The next day, as we drove through the dense underbrush, he pointed to a couple of native children wandering alone far from their village compound. “Children are often kidnapped here,” he said. “Child poachers come from all over in rented safari vehicles. They take solitary trails off the main roads where they can grab an unsuspecting girl or boy. Sometimes they violate the child on the spot, even kill it and leave the body in the bush to be devoured by jungle animals.”

“How do you know all this?” I asked.

“I like children,” he answered, laughing.

•   •   •

 

“You may recall, Mr. Whalen, that these debentures became part of your holdings when the trustees decided to sell your interest in Tinplate to S.F.I. Would you be willing to tender all or part of them for common stock? The income would be less, but the stock would represent a more attractive growth investment. The offer would be three point
two shares of S.F.I, common for each hundred dollars of debentures. That would represent about seventy-five dollars’ worth of common stock for debentures that sold recently at sixty-eight dollars and earlier this year for as little as fifty-three dollars. Of course, whether the other debenture holders will accept such an offer depends on their opinion of S.F.I.’s market strength. As you may know, its shares have moved extremely well lately, and that means there is a risk of profit taking by the common stock shareholders. If all the debentures were to be tendered, S.F.I.’s balance sheet would certainly look a good deal better, with its debt decreased and its equity increased. Additionally, the number of S.F.I. shares outstanding would increase almost three times, and much of the leverage, which made the stock so attractive to begin with, would be lost. It is a question of balancing the gains against the risks—”

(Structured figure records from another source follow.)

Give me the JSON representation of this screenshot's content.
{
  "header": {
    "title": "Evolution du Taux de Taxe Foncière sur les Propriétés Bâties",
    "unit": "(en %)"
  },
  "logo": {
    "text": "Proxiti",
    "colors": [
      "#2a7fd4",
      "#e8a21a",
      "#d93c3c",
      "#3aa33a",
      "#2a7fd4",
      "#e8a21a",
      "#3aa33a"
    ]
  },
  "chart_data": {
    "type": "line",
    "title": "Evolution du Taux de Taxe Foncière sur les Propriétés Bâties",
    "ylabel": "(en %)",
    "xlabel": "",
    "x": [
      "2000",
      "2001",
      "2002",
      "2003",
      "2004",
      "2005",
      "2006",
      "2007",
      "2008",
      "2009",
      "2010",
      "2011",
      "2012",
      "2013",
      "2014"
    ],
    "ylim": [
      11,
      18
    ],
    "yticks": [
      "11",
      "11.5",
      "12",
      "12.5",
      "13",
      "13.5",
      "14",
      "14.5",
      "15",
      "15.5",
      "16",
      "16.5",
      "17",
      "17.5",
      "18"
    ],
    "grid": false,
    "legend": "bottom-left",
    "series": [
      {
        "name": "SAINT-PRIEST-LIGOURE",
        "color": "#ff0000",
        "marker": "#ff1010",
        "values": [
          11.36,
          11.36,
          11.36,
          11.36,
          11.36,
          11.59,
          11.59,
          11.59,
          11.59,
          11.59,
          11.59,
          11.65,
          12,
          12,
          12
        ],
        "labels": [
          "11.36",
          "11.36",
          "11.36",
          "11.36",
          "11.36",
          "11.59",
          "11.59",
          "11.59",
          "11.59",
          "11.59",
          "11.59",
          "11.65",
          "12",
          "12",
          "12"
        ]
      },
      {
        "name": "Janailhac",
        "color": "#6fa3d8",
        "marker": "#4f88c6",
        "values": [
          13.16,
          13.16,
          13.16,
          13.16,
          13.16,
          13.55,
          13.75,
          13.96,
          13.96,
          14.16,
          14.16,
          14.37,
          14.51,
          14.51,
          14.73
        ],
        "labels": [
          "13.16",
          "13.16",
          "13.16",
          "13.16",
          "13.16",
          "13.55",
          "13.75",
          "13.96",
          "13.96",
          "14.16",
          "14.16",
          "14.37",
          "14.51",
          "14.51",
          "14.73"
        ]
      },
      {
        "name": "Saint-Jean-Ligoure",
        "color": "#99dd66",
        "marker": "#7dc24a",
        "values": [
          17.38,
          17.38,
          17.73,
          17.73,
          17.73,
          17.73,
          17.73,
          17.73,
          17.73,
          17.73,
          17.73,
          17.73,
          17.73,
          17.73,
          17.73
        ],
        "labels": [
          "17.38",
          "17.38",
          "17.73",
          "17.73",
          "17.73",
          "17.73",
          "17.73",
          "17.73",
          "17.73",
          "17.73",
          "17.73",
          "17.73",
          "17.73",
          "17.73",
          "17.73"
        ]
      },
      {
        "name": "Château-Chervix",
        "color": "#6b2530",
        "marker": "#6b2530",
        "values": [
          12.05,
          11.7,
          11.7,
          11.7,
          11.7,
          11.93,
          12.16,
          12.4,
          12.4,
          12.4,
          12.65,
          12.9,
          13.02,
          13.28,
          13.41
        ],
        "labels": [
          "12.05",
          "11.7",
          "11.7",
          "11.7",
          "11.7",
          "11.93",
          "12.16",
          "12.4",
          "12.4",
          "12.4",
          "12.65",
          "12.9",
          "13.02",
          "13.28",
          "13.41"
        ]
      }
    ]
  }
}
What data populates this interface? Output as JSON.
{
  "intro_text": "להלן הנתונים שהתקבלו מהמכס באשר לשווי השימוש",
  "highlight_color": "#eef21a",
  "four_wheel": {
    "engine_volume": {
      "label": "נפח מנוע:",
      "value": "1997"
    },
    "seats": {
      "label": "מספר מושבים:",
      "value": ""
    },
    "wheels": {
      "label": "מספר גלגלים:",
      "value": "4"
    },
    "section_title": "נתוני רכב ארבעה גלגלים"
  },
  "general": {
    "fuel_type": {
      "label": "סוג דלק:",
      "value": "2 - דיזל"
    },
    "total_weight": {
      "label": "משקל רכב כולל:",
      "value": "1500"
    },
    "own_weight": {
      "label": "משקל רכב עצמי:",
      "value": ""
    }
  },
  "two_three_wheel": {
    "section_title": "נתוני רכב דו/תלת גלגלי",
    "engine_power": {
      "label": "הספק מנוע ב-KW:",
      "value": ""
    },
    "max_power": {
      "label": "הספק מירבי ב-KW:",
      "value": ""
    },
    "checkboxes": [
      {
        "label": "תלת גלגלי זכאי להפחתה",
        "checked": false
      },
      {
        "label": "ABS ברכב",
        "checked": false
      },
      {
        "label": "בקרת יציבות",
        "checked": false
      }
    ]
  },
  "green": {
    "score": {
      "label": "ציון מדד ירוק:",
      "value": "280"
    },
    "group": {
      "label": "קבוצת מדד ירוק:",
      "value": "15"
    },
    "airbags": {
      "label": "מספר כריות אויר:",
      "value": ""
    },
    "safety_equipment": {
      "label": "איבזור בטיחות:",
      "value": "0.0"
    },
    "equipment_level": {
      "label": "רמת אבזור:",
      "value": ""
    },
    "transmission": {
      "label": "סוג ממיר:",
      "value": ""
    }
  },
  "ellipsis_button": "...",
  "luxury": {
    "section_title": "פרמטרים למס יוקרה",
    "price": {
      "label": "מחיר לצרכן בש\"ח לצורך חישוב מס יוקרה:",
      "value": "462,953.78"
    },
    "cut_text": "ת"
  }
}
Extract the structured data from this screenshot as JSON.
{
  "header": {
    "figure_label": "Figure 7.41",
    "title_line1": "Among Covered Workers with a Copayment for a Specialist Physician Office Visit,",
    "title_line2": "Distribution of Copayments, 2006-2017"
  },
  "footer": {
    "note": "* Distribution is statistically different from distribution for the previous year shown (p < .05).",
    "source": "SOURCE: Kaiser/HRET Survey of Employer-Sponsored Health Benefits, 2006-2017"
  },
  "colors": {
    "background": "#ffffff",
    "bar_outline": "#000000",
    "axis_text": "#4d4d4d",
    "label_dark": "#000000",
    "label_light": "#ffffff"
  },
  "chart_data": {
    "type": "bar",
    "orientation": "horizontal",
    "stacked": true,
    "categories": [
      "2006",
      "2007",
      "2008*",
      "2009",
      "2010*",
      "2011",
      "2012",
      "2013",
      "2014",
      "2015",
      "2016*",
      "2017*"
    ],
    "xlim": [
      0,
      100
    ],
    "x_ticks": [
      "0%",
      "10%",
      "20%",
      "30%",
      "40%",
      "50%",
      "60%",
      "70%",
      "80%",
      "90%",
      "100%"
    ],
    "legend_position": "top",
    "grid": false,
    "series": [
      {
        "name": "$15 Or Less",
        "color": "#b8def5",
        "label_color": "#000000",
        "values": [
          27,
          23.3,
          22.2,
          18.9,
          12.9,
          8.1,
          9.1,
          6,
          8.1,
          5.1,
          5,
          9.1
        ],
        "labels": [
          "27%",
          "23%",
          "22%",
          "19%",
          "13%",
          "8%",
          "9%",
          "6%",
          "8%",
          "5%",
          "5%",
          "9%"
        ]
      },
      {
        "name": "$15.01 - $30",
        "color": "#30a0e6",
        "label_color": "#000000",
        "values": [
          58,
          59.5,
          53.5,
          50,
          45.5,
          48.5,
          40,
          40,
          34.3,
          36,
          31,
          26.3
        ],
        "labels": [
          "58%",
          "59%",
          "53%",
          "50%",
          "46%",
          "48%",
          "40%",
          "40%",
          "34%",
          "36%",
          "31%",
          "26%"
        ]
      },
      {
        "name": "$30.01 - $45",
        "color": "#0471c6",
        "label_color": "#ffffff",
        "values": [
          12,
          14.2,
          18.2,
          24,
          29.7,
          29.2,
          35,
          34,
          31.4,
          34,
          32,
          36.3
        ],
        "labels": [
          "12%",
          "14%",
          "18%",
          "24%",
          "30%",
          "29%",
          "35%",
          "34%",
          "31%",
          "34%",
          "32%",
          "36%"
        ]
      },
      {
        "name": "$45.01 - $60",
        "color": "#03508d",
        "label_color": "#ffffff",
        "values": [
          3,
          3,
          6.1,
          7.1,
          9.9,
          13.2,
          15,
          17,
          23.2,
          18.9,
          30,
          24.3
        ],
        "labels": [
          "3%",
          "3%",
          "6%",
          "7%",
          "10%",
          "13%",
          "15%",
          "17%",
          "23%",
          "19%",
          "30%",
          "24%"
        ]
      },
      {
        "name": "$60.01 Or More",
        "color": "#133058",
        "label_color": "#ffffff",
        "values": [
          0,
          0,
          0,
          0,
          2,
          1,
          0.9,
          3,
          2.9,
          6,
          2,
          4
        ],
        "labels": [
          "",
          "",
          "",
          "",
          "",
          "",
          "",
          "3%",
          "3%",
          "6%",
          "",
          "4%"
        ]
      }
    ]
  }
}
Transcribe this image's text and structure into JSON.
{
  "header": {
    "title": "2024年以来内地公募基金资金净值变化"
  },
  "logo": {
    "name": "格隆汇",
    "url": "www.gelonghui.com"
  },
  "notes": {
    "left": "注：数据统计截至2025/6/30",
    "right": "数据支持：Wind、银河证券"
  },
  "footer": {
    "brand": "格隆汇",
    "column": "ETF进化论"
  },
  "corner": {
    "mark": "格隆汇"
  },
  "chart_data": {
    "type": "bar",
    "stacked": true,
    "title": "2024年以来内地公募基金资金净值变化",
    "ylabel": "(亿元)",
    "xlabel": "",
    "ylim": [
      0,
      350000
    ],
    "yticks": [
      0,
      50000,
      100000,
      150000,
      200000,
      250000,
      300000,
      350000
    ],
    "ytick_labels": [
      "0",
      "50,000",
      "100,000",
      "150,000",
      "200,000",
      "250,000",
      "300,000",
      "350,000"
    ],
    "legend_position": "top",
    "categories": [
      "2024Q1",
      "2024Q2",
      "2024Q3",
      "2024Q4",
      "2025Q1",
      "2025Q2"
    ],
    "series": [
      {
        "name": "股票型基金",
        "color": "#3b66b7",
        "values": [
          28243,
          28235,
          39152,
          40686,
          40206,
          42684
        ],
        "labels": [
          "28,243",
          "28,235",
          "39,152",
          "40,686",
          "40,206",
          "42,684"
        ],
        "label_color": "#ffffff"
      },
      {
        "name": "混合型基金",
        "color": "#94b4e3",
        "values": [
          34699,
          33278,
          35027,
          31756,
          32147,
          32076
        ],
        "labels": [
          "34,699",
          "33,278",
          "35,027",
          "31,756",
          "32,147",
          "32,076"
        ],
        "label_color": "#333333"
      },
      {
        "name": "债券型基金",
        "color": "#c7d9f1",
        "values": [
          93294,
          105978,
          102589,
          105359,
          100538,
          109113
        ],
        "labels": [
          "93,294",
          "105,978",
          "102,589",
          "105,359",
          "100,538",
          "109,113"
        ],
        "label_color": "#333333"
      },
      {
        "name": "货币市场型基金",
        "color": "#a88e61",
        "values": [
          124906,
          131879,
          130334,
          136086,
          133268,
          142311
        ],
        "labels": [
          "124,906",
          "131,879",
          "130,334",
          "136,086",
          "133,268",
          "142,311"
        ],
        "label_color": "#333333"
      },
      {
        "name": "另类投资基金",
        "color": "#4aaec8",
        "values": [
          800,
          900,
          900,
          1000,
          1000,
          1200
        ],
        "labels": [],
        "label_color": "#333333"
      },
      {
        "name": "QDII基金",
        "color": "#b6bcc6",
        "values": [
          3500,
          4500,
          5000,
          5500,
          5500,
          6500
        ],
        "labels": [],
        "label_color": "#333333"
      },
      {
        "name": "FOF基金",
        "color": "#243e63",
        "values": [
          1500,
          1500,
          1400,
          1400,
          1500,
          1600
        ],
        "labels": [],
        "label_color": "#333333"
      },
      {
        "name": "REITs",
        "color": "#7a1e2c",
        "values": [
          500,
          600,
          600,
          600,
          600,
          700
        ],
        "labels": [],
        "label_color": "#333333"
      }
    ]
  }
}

“I have no idea what you’re talking about,” said Whalen. “When do you need my answer?”

“The advantage of your situation is that there is no pressure on you to decide. However, since you are the majority stockholder, your eventual position will have to be determined—”

“I understand,” said Whalen. “Let me find out about it.”

“Certainly. Certainly. Our financial and legal departments will gladly assist you at any time. Of course, you’re free to seek advice from the outside. Just call my office and let me know.”

“There’s something I
would
like to know.”

“Yes?”

“At present, who is the company’s second-largest individual shareholder?”

“It is Walter Howmet, sir. He was a close friend of your father’s and is now chairman of the board of the company. Would you like to meet the Howmets?”

“I already have. They’re my godparents.”

•   •   •

 

Whenever in my thoughts I reach back to the time of my disintoxication, I recall the surroundings and the people around me but not my state of mind. Was I in pain? Did I long for a pipe? Did I drift from hour to hour and day to day, oblivious to what I thought or felt? And since I don’t recall my feelings or my pains, how am I to know what I have inherited from my ordeal? What if it has given me nothing but the memory of the events? If that is all I have, I would rather invent my past than recall it.